Двое в белых халатах распоясывали, раскрывали его, задирали гимнастерку. На впалом дрожащем животе кровянела сочная ранка, плевалась красными пузырьками.

Его уложили на носилки, потащили наверх, на второй этаж, где размещался лазарет. В руках Хлопьянова очутился длинноствольный автомат, принадлежавший казаку, литое, из стали и полированного дерева оружие. Хлопьянов кинул автомат за плечо, зашагал по холлу, сквозь притихшее множество женщин, ошарашенных мужиков, слушающих, как за стеклами холла в утреннем ярком свете нарастает стрельба.


Он шел на главную линию обороны, к центральному подъезду, где надеялся застать Красного генерала, поступить в его распоряжение. Он оставлял стеклянный холл, наполненный перепуганными женщинами и баррикадниками. Уныло думал – бэтээры перенесут свой огонь на витринные окна, и холл наполнится пулями, криками, воплями, и весь этот люд поляжет на каменном полу среди красных горячих луж.

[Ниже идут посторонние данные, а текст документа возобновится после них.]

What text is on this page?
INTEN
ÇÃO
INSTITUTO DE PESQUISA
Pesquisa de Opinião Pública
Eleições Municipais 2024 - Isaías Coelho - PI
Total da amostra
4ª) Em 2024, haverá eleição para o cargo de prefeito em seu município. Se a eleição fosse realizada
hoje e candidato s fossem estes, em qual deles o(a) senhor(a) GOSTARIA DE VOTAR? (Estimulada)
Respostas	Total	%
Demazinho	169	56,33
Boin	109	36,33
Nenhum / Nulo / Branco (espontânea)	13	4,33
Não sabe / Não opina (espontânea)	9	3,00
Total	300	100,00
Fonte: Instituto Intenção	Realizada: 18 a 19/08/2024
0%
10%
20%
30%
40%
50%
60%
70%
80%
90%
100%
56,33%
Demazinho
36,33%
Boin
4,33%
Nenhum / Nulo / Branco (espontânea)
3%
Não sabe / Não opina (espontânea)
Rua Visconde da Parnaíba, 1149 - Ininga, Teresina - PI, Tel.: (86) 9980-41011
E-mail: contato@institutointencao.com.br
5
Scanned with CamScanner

Он двигался коридорами, обгоняемый вооруженными защитниками. Бойцы торопились в разных направлениях, чтобы на лестницах и проходах занять оборону. Впереди, мешая пройти, шла группа депутатов, возбужденных и говорливых, среди которых выделялся Павлов, чернобородый и яростный. Рядом шагал Бабурин, очень бледный, бескровный, с угольно-черными усиками и бородкой.

– Вот теперь повоюем!.. Руцкой вызывает вертолеты!.. Они на подлете!.. С воздуха сожгут эти сучьи бэтээры! – Павлов забегал вперед, обращал на товарищей розоватые воловьи белки. – Еще повоюем!

– 119-й парашютно-десантный, он ведь наш, ачаловский!.. Ударит в спину этим жандармам-омоновцам!.. Пусть устоят, если смогут!.. Это им не старух да стариков лупить!.. – вторил Павлову низкорослый депутат в свалявшемся костюме, на котором красовался эмалированный депутатский значок. – Пусть нам автоматы дадут!.. Я проходил «курс молодого бойца»!

– Главное, чтоб поднялся народ! – сказал Бабурин. – Чтоб поднялась Москва и люди пришли сюда, как вчера!.. Тогда и штурма не будет!.. Армия не посмеет стрелять в народ! – он произнес это убедительно, с характерным ораторским жестом, и Хлопьянов, обгоняя их, протискиваясь сквозь их тесную шагающую группу, с удивлением уловил вкусный запах одеколона, исходящий, по всей видимости, от чисто выбритого молодого лица Бабурина.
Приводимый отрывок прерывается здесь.